Rhiow fluffed up in rage and horror as Anya Harte advanced slowly on Dolores. All sharp edges, that voice had been at the restaurant and the party, always looking for someplace to put the knife in. And now she had a place. It’s as we thought: she was behind what happened to Dolores at the party. And what she realized she hadn’t finished there, now she’ll finish here, as a sideshow to the main event… and a sop to her jealousy. Well, we’ll see about that —
“How blind did you have to be,” Anya said as she came closer and closer to the struggling Dolores, “not to see that Ray and I weren’t going to stop being an item just because some fan magazine said we were? You really shouldn’t believe everything you read. You have to know that the studiocame down on him after some rumors got around about here…” She laughed again. “But Ray’s too much his own man to toe the line. Of course he was going to pretend to be doing it at a party full of industry types. But off the record…. nothing has changed.”
She was almost within arm’s length now, and the torchlight glinted redly off the hair-thin edge of the obsidian knife. “And if you think a dim little piece like you is going to distract Ray from me for a minute, even if the world is about to end or whatever tomorrow, then you… think…wrong.”

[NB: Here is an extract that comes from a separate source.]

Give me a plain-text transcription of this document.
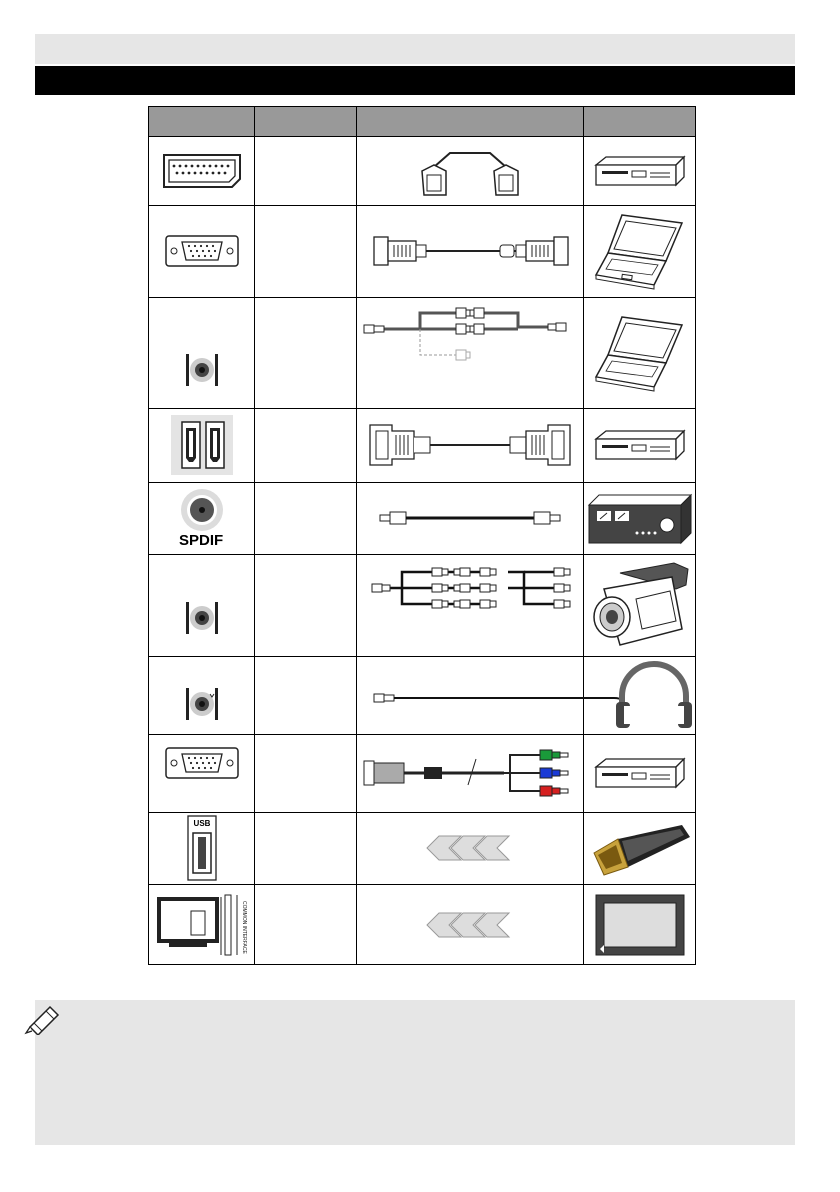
SPDIF
USB
COMMON INTERFACE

She lifted the knife. Dolores, gasping in shock, watched its upward arc as Anya lifted it with a dreadful smile on her face. Rhiow glanced over at Sif, caught the answering glint of fire in her eyes, reached back into her mind for the shieldspell she’d been readying to lay the groundwork for what would follow —
And from the darkness came a sound that brought all heads around, even Dagenham’s. It was a low, moaning, rumbling sound that scaled slowly up into a roar, and then past that into a long, furious, bubbling scream. And out of the darkness, into the horrified silence that fell, into the torchlight, came slowly stepping something earth-colored, four-legged, long and low, with slowly twitching tail and eyes that unnaturally concentrated the torches’ light. Every ehhif in the circle stared, frozen in shock, as the biggest California mountain lion they had ever seen – a massive dun shape with dark muzzle and paws — stalked out of the darkness and into the ring of stones, and stood there, just shy of the spell circle, with eyes of green fire locked on Anya Harte.